Les deux artistes ont poussé tellement loin le concept de collaboration qu’il est pratiquement impossible de déterminer lequel fait quoi. Nous sommes dans le maillage pur de l’espace, je pourrais dire « pavage » mais le terme est un poil trop rugueux pour illustrer un son aussi fluide. Ces messieurs ne sont pas des habitués du field recording, et ne sont pas non plus allés dans le ciel pour figer des microphones sur les cumulonimbus. Aurora Liminalis est un canevas de boucles, de bandes et de sources. Pas toutes en décomposition.

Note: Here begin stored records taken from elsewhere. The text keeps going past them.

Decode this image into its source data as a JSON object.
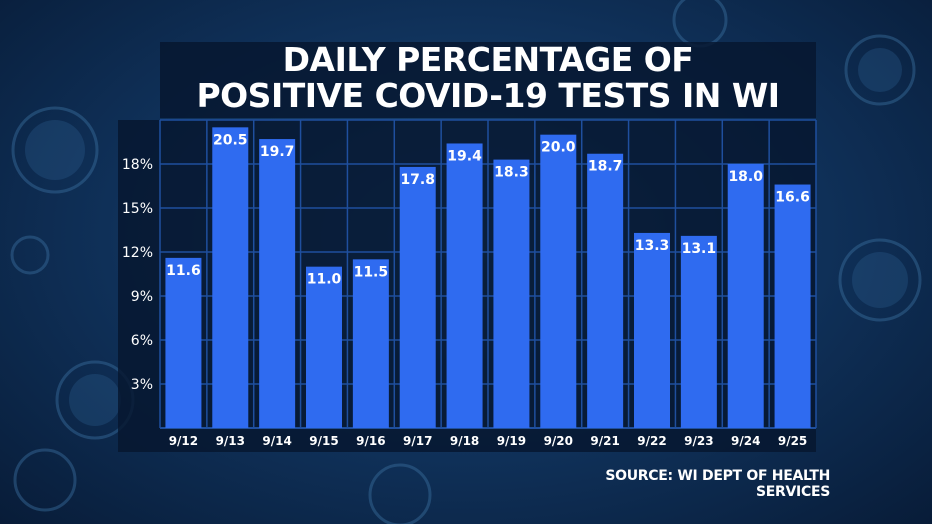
{
  "colors": {
    "bar": "#2f6bf0",
    "grid": "#1f4f9e",
    "text": "#ffffff"
  },
  "chart_data": {
    "type": "bar",
    "title": [
      "DAILY PERCENTAGE OF",
      "POSITIVE COVID-19 TESTS IN WI"
    ],
    "categories": [
      "9/12",
      "9/13",
      "9/14",
      "9/15",
      "9/16",
      "9/17",
      "9/18",
      "9/19",
      "9/20",
      "9/21",
      "9/22",
      "9/23",
      "9/24",
      "9/25"
    ],
    "values": [
      11.6,
      20.5,
      19.7,
      11.0,
      11.5,
      17.8,
      19.4,
      18.3,
      20.0,
      18.7,
      13.3,
      13.1,
      18.0,
      16.6
    ],
    "data_labels": [
      "11.6",
      "20.5",
      "19.7",
      "11.0",
      "11.5",
      "17.8",
      "19.4",
      "18.3",
      "20.0",
      "18.7",
      "13.3",
      "13.1",
      "18.0",
      "16.6"
    ],
    "yticks": [
      3,
      6,
      9,
      12,
      15,
      18
    ],
    "ytick_labels": [
      "3%",
      "6%",
      "9%",
      "12%",
      "15%",
      "18%"
    ],
    "ylim": [
      0,
      21
    ],
    "grid": true,
    "xlabel": "",
    "ylabel": ""
  },
  "source": "SOURCE: WI DEPT OF HEALTH SERVICES"
}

Si la terre est un barrio, le ciel fige l’oeil de ceux qui y cherchent un refuge. Cette vague immensité reçoit même les prières souvent hypocrites de terriens en détresse. De toutes les inventions de l’homme, je doute qu’aucune n’ait été aussi facile que celle du ciel disait Lichtenberg. Lincoln, tout aussi controversé, lui répondait qu’il comprenait qu’on soit athée en regardant la terre, mais ne comprenait pas qu’on puisse lever la nuit les yeux au ciel et dire qu’il n’y a point de Dieu. Deux représentations s’affrontent depuis toujours, même si de tout temps, l’humain veut voir ce qui se cache « derrière » la terre comme le ciel. Les deux artistes s’en foutent. L’art n’a cure des desseins des hommes.

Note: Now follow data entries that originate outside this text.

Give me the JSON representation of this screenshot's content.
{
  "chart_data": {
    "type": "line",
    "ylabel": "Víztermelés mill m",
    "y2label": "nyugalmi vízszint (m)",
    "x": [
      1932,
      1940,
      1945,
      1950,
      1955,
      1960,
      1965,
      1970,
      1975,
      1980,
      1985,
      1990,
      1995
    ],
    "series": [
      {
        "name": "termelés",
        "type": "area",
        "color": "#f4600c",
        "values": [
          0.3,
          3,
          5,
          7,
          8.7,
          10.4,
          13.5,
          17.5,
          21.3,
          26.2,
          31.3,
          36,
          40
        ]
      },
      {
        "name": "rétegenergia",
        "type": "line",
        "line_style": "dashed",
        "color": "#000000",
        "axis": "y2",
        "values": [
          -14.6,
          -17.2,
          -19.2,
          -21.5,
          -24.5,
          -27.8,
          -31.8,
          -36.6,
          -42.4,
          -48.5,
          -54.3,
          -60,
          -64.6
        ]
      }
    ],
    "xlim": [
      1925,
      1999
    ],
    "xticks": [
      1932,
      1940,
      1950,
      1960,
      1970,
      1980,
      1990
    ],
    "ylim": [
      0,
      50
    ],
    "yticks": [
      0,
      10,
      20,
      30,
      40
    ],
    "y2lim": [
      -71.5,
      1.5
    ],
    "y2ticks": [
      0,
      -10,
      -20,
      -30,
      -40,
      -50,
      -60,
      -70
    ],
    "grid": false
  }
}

Tracer une fine fosse rectiligne dans les béances du ciel ombragé et contempler ce qui s’en déverse. Lumière volatile qui tente de s’échapper. Souffle, cendres et eau. Les drones s’effleurent tendrement pour lâcher leur lot de fréquences subtilement métalliques. Peu à peu, le champ magnétique se crée, re-définit les lois de la pesanteur et de l’attraction. Les graves percent en toute rondeur, maintiennent, malgré le détail impressionnant de micro-sons aux alentours, un équilibre troublant en place. On s’accroche au moindre fragment céleste comme le pénitent à ses croyances. Après l’intelligente confusion, ballet de spectres romantique, des parfums de paix calme exhalent le moindre mouvement lent. Au loin, des éléments pulsatils et des sages gargarismes célestes viennent troubler comme il faut cette volupté béate. Une fumée blanche s’échappe, même sans suite à la moindre démission. Le ciel ne s’éclaircit pas, tant que le tonnerre (aussi sage soit-il) a la main mise. Une pluie minérale s’abat avec amour sur la couche des hommes. Les masses se gorgent d’électricité statique. Des fréquences sursautent. Le rêve est fini. Balayés par un vent sec les yeux s’ouvrent. Pas de météorite en vue. Le jour se lève, demain te bouscule. Tu ne te réveilles pas. Comme d’habitude.
Certains décrèteront cette musique comme « élitiste ». Elle démontrera bien sûr toute sa splendeur sur une installation de très bon niveau. Pas au casque, l’isolement n’est pas prescrit, tout comme le mp3. L’envahissement de l’espace, oui. Cette musique n’est pas élitiste car elle ne fait pas mystère de son contenu, pragmatique et minimaliste. Elle est juste exigeante. C’est un passeport pour l’audiophilie. On n’atteint pas le ciel d’un simple saut. Basinski et Chartier ont érigé l’escalier pour l’atteindre. A vous de faire le reste.